In July 2015, he was granted an exemption from German football’s 50+1 ownership rule, which stipulates that club members – in other words, the fans – must control 50 percent of shares with voting rights in the club, plus one share. In this way, external investors are prevented from acquiring majority stakes in football clubs as they are elsewhere in Europe.
Exemptions are made for investors who can demonstrate that they have supported a club substantially and consistently for a period of 20 years, and apply to Bayer Leverkusen (Bayer pharmaceuticals), Wolfsburg (car manufacturer Volkswagen) and Hoffenheim.
Nevertheless, fans of the majority of Germany’s other member-led clubs still consider the Hoffenheim ownership model to embody the perceived over-commercialization of the game.
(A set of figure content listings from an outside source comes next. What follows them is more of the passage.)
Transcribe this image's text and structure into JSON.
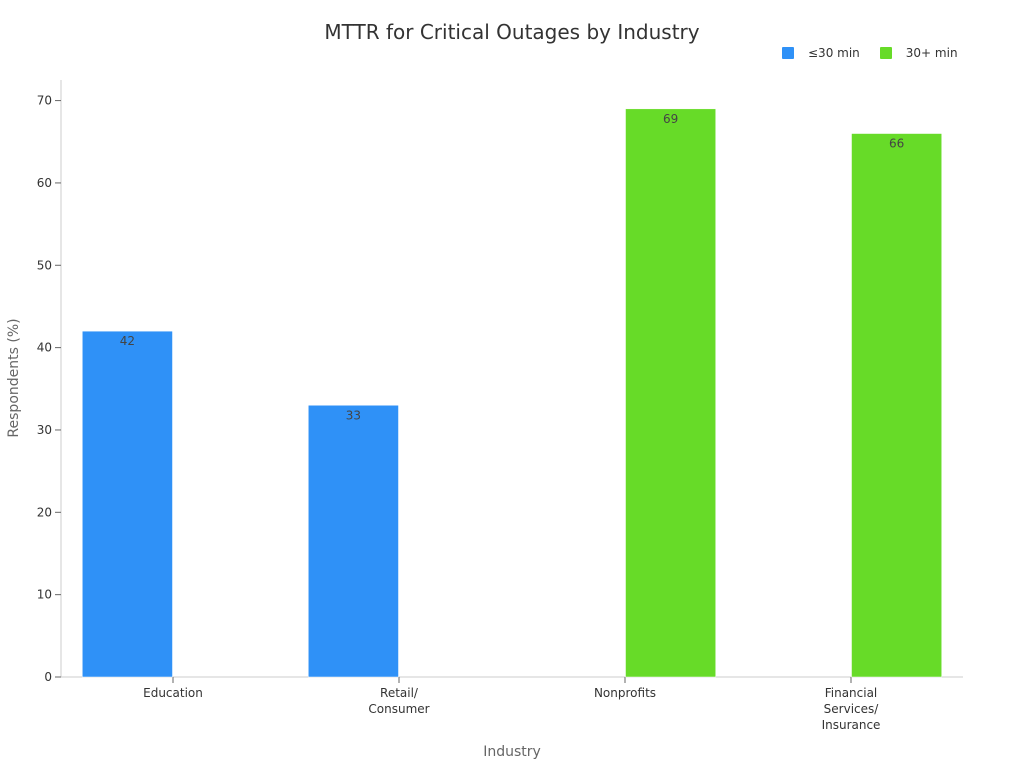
{
  "chart_data": {
    "type": "bar",
    "title": "MTTR for Critical Outages by Industry",
    "xlabel": "Industry",
    "ylabel": "Respondents (%)",
    "ylim": [
      0,
      72.5
    ],
    "yticks": [
      0,
      10,
      20,
      30,
      40,
      50,
      60,
      70
    ],
    "categories": [
      [
        "Education"
      ],
      [
        "Retail/",
        "Consumer"
      ],
      [
        "Nonprofits"
      ],
      [
        "Financial",
        "Services/",
        "Insurance"
      ]
    ],
    "series": [
      {
        "name": "≤30 min",
        "color": "#2f91f7",
        "values": [
          42,
          33,
          null,
          null
        ]
      },
      {
        "name": "30+ min",
        "color": "#67db28",
        "values": [
          null,
          null,
          69,
          66
        ]
      }
    ],
    "legend_position": "top-right",
    "grid": false
  }
}
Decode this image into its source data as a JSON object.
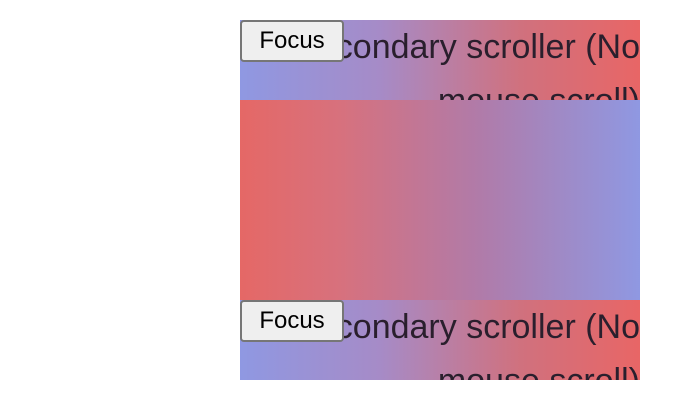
{
  "scrollers": [
    {
      "label": "Secondary scroller (No mouse scroll)",
      "button_label": "Focus"
    },
    {
      "label": "Secondary scroller (No mouse scroll)",
      "button_label": "Focus"
    }
  ],
  "colors": {
    "gradient_blue": "#8F98E2",
    "gradient_purple": "#A68BC7",
    "gradient_pink": "#D0717E",
    "gradient_red": "#E86666",
    "text": "#2a1f2d",
    "button_bg": "#EFEFEF",
    "button_border": "#767676"
  }
}
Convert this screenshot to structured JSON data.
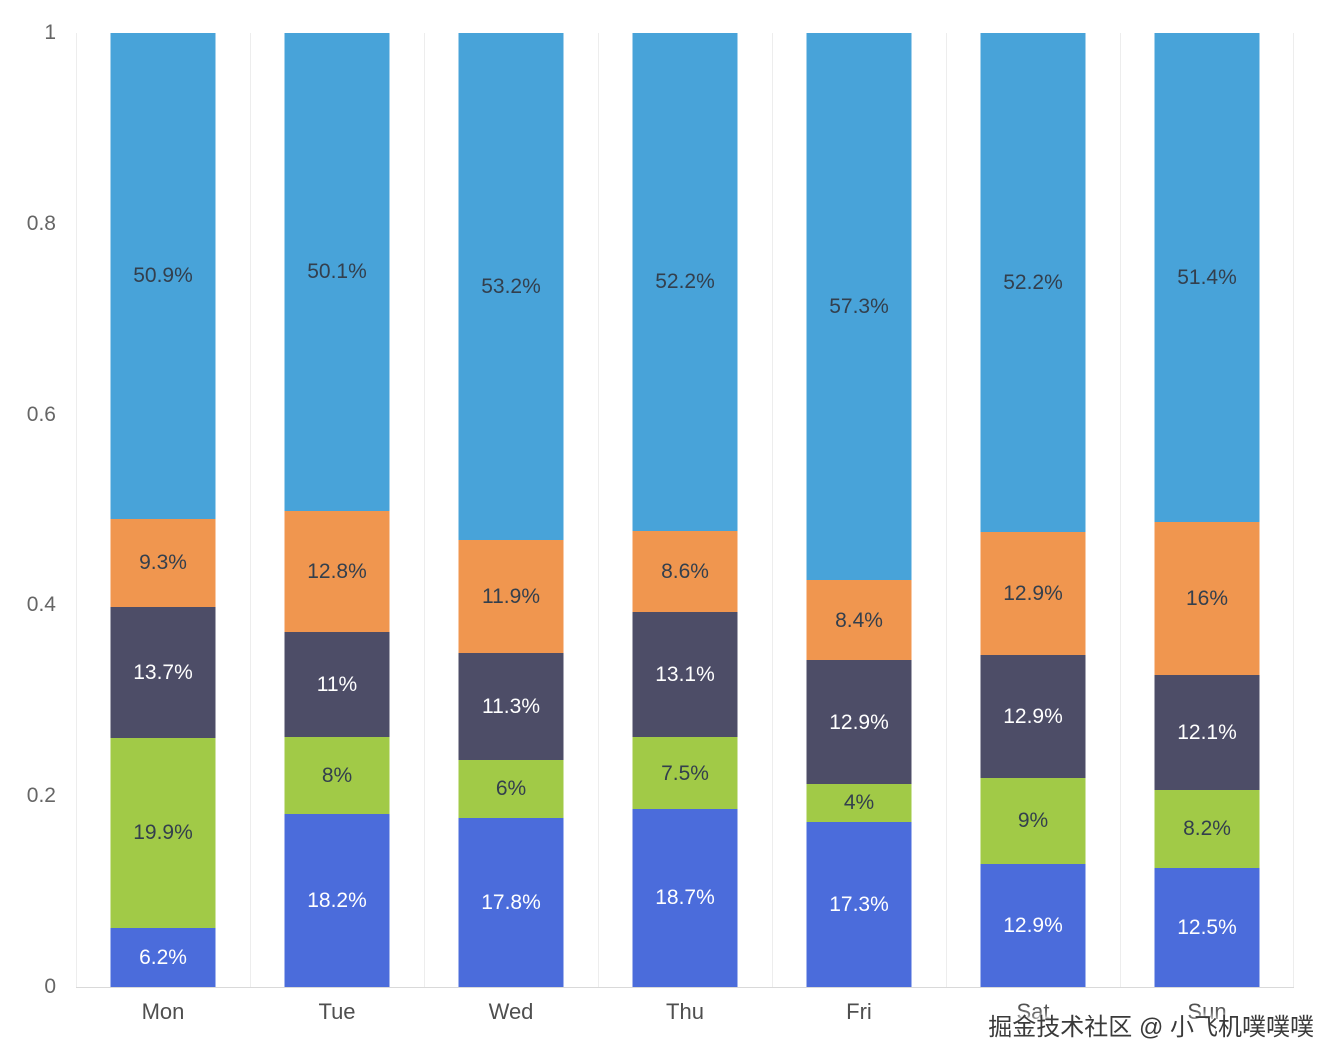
{
  "chart_data": {
    "type": "bar",
    "stacked": true,
    "normalized": true,
    "title": "",
    "xlabel": "",
    "ylabel": "",
    "legend": "none",
    "grid": "vertical-splitlines",
    "ylim": [
      0,
      1
    ],
    "y_ticks": [
      "0",
      "0.2",
      "0.4",
      "0.6",
      "0.8",
      "1"
    ],
    "categories": [
      "Mon",
      "Tue",
      "Wed",
      "Thu",
      "Fri",
      "Sat",
      "Sun"
    ],
    "series": [
      {
        "color": "#4b6cdb",
        "label_color": "#ffffff",
        "values": [
          6.2,
          18.2,
          17.8,
          18.7,
          17.3,
          12.9,
          12.5
        ],
        "labels": [
          "6.2%",
          "18.2%",
          "17.8%",
          "18.7%",
          "17.3%",
          "12.9%",
          "12.5%"
        ]
      },
      {
        "color": "#a1ca47",
        "label_color": "#333f4d",
        "values": [
          19.9,
          8,
          6,
          7.5,
          4,
          9,
          8.2
        ],
        "labels": [
          "19.9%",
          "8%",
          "6%",
          "7.5%",
          "4%",
          "9%",
          "8.2%"
        ]
      },
      {
        "color": "#4d4d67",
        "label_color": "#ffffff",
        "values": [
          13.7,
          11,
          11.3,
          13.1,
          12.9,
          12.9,
          12.1
        ],
        "labels": [
          "13.7%",
          "11%",
          "11.3%",
          "13.1%",
          "12.9%",
          "12.9%",
          "12.1%"
        ]
      },
      {
        "color": "#f0964f",
        "label_color": "#333f4d",
        "values": [
          9.3,
          12.8,
          11.9,
          8.6,
          8.4,
          12.9,
          16
        ],
        "labels": [
          "9.3%",
          "12.8%",
          "11.9%",
          "8.6%",
          "8.4%",
          "12.9%",
          "16%"
        ]
      },
      {
        "color": "#48a3d9",
        "label_color": "#333f4d",
        "values": [
          50.9,
          50.1,
          53.2,
          52.2,
          57.3,
          52.2,
          51.4
        ],
        "labels": [
          "50.9%",
          "50.1%",
          "53.2%",
          "52.2%",
          "57.3%",
          "52.2%",
          "51.4%"
        ]
      }
    ]
  },
  "watermark": "掘金技术社区 @ 小飞机噗噗噗"
}
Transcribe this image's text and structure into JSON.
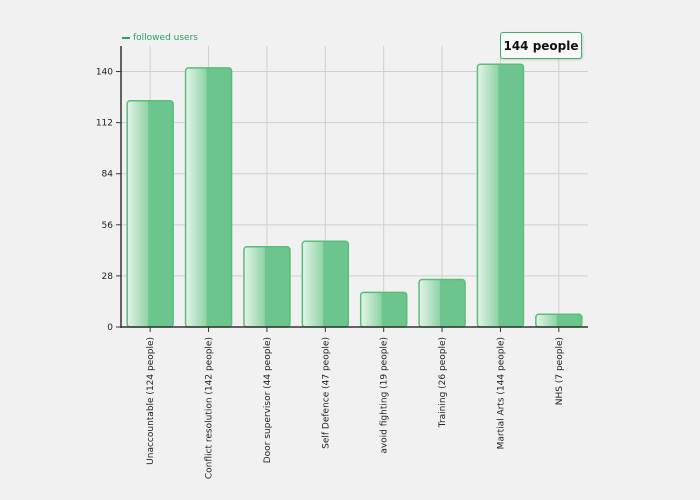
{
  "legend": {
    "label": "followed users",
    "color": "#2aa35a"
  },
  "tooltip": {
    "text": "144 people"
  },
  "colors": {
    "bar_fill": "#6cc58c",
    "bar_light": "#cdebd7",
    "bar_stroke": "#5bbd7c",
    "axis": "#333333",
    "grid": "#cfcfcf"
  },
  "chart_data": {
    "type": "bar",
    "categories": [
      "Unaccountable (124 people)",
      "Conflict resolution (142 people)",
      "Door supervisor (44 people)",
      "Self Defence (47 people)",
      "avoid fighting (19 people)",
      "Training (26 people)",
      "Martial Arts (144 people)",
      "NHS (7 people)"
    ],
    "series": [
      {
        "name": "followed users",
        "values": [
          124,
          142,
          44,
          47,
          19,
          26,
          144,
          7
        ]
      }
    ],
    "yticks": [
      0,
      28,
      56,
      84,
      112,
      140
    ],
    "ylim": [
      0,
      154
    ],
    "grid": true,
    "legend_position": "top-left"
  }
}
They accuse the club, from a small village in the Rhine-Neckar region in the south-west of the country, of being an artificial construct that owes its place in the Bundesliga to unfair financial means not available to others.
Dietmar Hopp (left, with Franz Beckenbauer) has financed Hoffenheim’s rise to the Bundesliga
Escalation
Protests, generally featuring the crosshairs imagery used by Dortmund fans, have been commonplace ever since Hoffenheim’s promotion to the Bundesliga in 2008, but had begun to ebb away until the recent court cases involving Dortmund fans. Since then, they have returned more intensely than ever and the dispute has escalated on both sides.
Last week’s protest by Borussia Mönchengladbach fans led several club officials, commentators and media outlets to draw direct parallels with the far-right terrorist attack in Hanau days earlier, that left 11 people dead, including the perpetrator. The protests by the Bayern Munich fans in Hoffenheim have been accompanied by similar tones.
The general message is that both forms of attack had been motivated by the same “hate” and “intolerance” in society, but the comparisons have drawn strong criticism from supporters’ and anti-discrimination groups, who argue that such links risk sensationalizing the debate over football club ownership while simultaneously downplaying the threat of right-wing extremism in Germany.
Furthermore, critics have questioned why recent incidents of racism in German football, including monkey chants aimed at Hertha Berlin player Jordan Torunarigha in Gelsenkirchen, have not been met with the same outcry and threats to abandon matches, suggesting that Hopp enjoys a degree of protection from football’s authorities that others don’t.